Dig into the construction of the Suez Canal, and discover how it became one of the world’s busiest maritime passages.
Today, nearly 30% of all global ship traffic passes through the Suez Canal, totaling over 20,000 ships in 2021. The site of the canal had been of interest to rulers as far back as the second millennium BCE, but plans to construct a passageway were obstructed by cost, political strife, and the ever-shifting sands— until the 19th century. Lucia Carminati details the creation of the Suez Canal.
In March 2021, fierce winds blew a container ship off course. In most places, this would have caused a minor incident. But in the Suez Canal, it was a global crisis. This vessel wasn’t just blocking other ships— It was obstructing the flow of international trade through one of the world’s most important waterways. The site of the Suez Canal has been of interest to rulers of this region as far back as the second millennium BCE. T
o move goods between Asia and the Mediterranean basin, traders had to traverse the narrow isthmus separating the Red Sea and the Nile, journeying in camel-bound caravans through the unforgiving desert. A maritime passage between the Indian Ocean and the Mediterranean Sea would bypass this trip altogether. And throughout the 16th century, multiple powers attempted to construct such a canal.
But their plans were obstructed by cost, political strife, and the ever-shifting sands. In 1798, interest in building a canal was rekindled, this time attracting attention from across Europe. Over the following decades, individuals from Austria, Italy, Britain, and France pitched their plans to Egypt’s rulers. At the time, Egypt was a territory of the Ottoman Empire, which was resistant to these proposals. But Egypt’s political and economic autonomy was gradually increasing, and its government was eager to pursue the project.
When Sa’id Pasha came into power in 1854, he approved a plan from the enterprising and manipulative French diplomat Ferdinand de Lesseps. Signed in 1854 and 1856, a pair of concessions gave de Lesseps authority to establish the Suez Canal Company and finance it by selling shares to “capitalists of all nations.” The contracts between Sa’id Pasha and the Canal Company also promised a workforce of hundreds of thousands of Egyptian workers.

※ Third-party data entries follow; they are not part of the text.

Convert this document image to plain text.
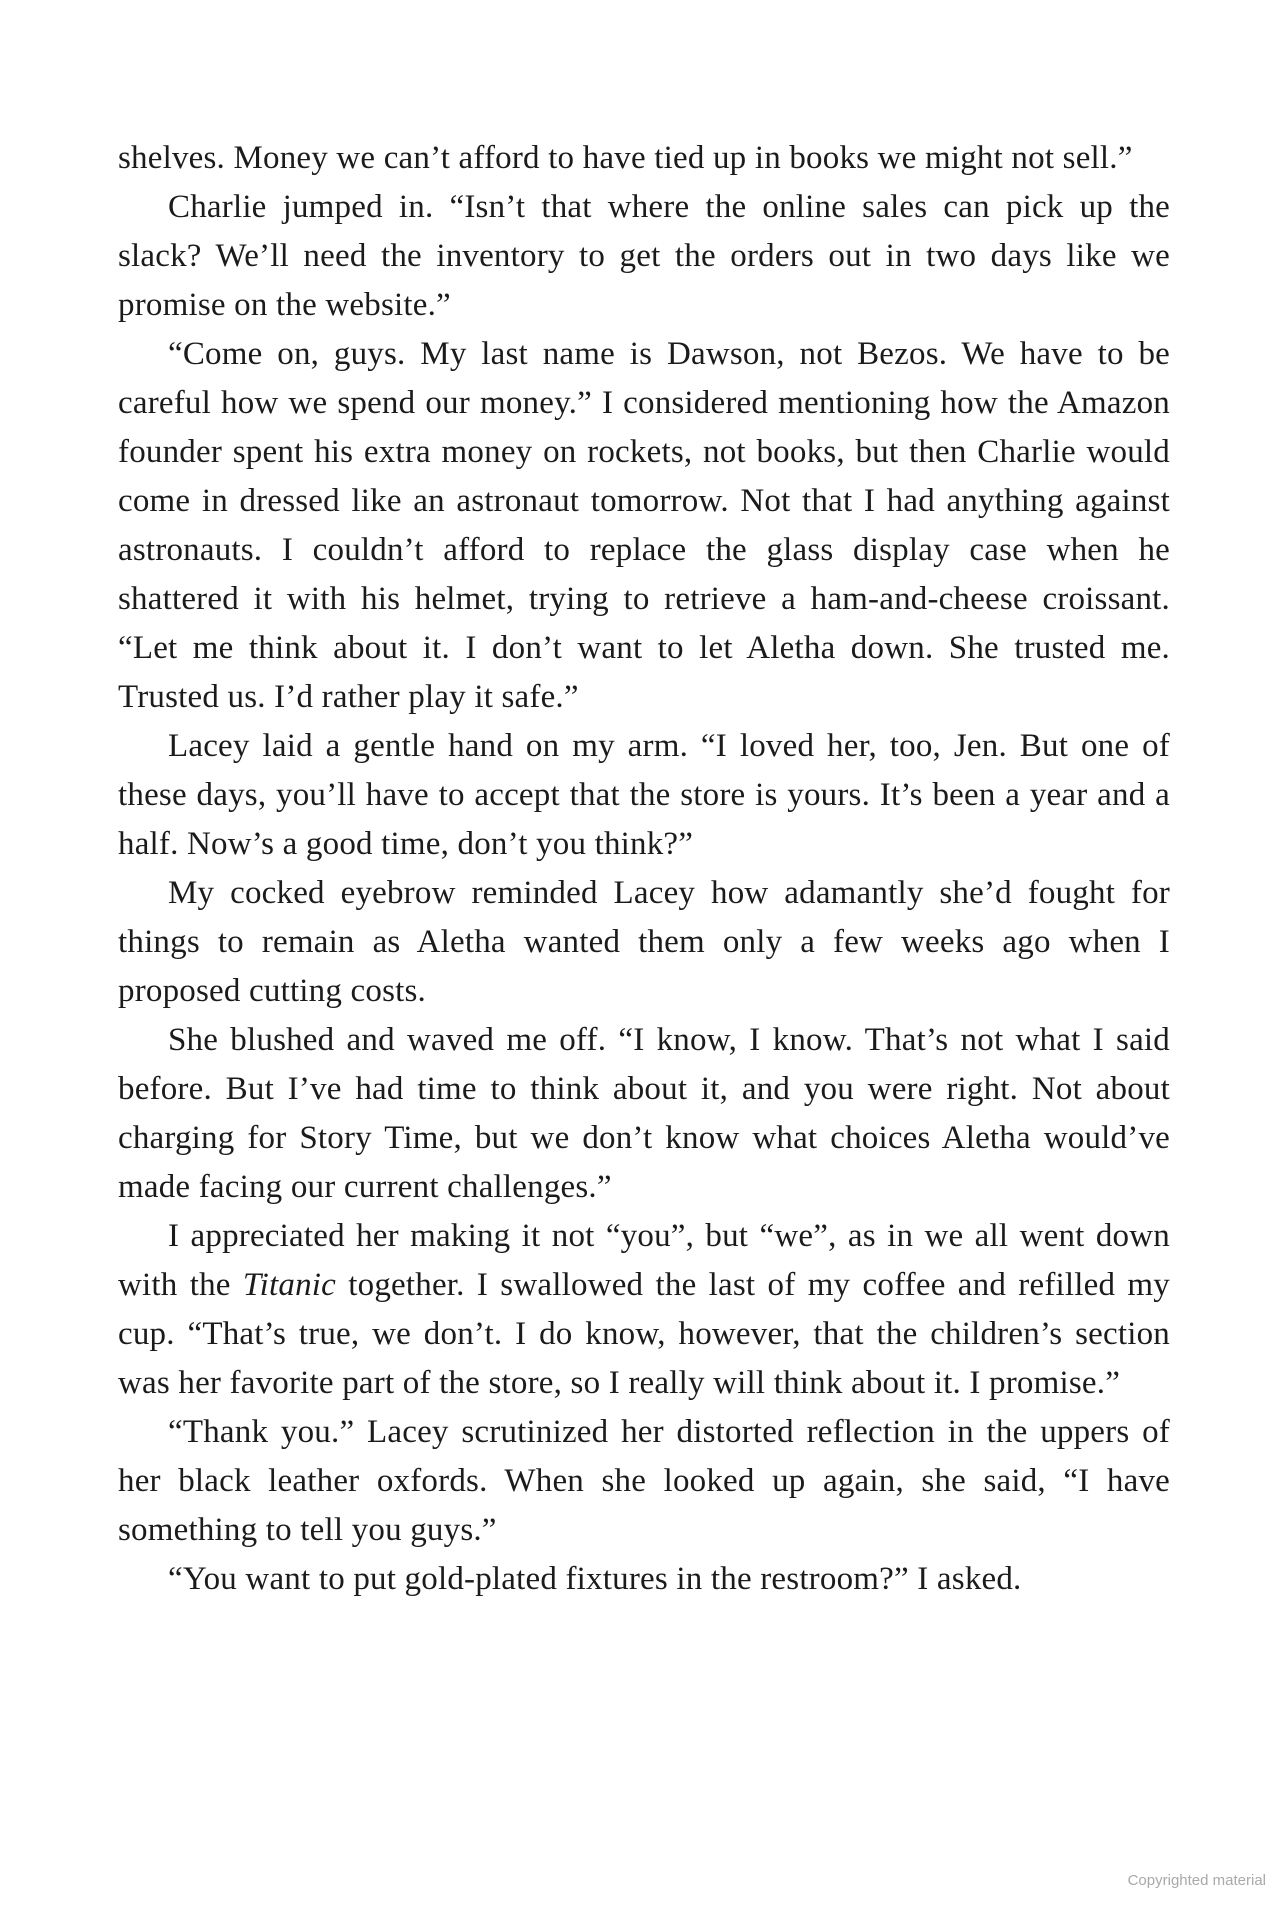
shelves. Money we can’t afford to have tied up in books we might not sell.”

Charlie jumped in. “Isn’t that where the online sales can pick up the slack? We’ll need the inventory to get the orders out in two days like we promise on the website.”

“Come on, guys. My last name is Dawson, not Bezos. We have to be careful how we spend our money.” I considered mentioning how the Amazon founder spent his extra money on rockets, not books, but then Charlie would come in dressed like an astronaut tomorrow. Not that I had anything against astronauts. I couldn’t afford to replace the glass display case when he shattered it with his helmet, trying to retrieve a ham-and-cheese croissant. “Let me think about it. I don’t want to let Aletha down. She trusted me. Trusted us. I’d rather play it safe.”

Lacey laid a gentle hand on my arm. “I loved her, too, Jen. But one of these days, you’ll have to accept that the store is yours. It’s been a year and a half. Now’s a good time, don’t you think?”

My cocked eyebrow reminded Lacey how adamantly she’d fought for things to remain as Aletha wanted them only a few weeks ago when I proposed cutting costs.

She blushed and waved me off. “I know, I know. That’s not what I said before. But I’ve had time to think about it, and you were right. Not about charging for Story Time, but we don’t know what choices Aletha would’ve made facing our current challenges.”

I appreciated her making it not “you”, but “we”, as in we all went down with the Titanic together. I swallowed the last of my coffee and refilled my cup. “That’s true, we don’t. I do know, however, that the children’s section was her favorite part of the store, so I really will think about it. I promise.”

“Thank you.” Lacey scrutinized her distorted reflection in the uppers of her black leather oxfords. When she looked up again, she said, “I have something to tell you guys.”

“You want to put gold-plated fixtures in the restroom?” I asked.

Copyrighted material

Beginning in 1862, about 20,000 laborers were forcibly recruited every month, digging the canal in harsh desert conditions without easy access to food or water. Diseases like cholera ran rampant and workers toiled under the threat of whips. The estimates of those who died during construction range into the thousands. In 1864, the new Egyptian ruler, Isma’il Pasha, put an end to the coerced Egyptian labor, but he still pressed forward with construction. Foreign workers from all over Europe and the Middle East labored alongside dredgers and bucket excavators to remove 74 million cubic meters of dirt.
This massive population of workers required infrastructure to deliver drinking water and other supplies, giving rise to a flourishing economy of restaurants, brothels, and smuggled goods. Amidst the bustle were born three new cities with multi-ethnic populations: Port Said on the northern Mediterranean shore, Ismailia on the canal’s middle tract, and Port Tewfiq, at the southern edge of the canal. The construction site bypassed the Nile and ran directly from Port Said to Suez. And after years of work, the streams of the two seas finally began merging in the mid-1860s.
The finished canal was 164 kilometers long, with a width of 56 meters at the surface, and it was officially inaugurated on November 17th, 1869. While it struggled financially during its first few years, the canal ended up dramatically accelerating global trade. It also facilitated the migration of numerous marine species, dramatically changing local ecosystems and cuisine. Over the decades, traffic through the canal grew. But in 1875, financial issues forced Egypt to sell much of its stock in the Canal Company, allowing Britain to take over.
It was only in 1956 that control of the canal fully reverted to Egypt when it was nationalized by President Gamal Abdel Nasser. This move sparked a military standoff between Egypt and Britain, France, and Israel. But once resolved, it transformed the canal into a major source of Egypt’s national revenue and helped redeem the canal’s imperialist legacy. Today, nearly 30% of all global ship traffic passes through the Suez Canal, totaling over 20,000 ships in 2021. However, the incident of the Ever Given is a stark reminder of just how fragile our manmade systems can be.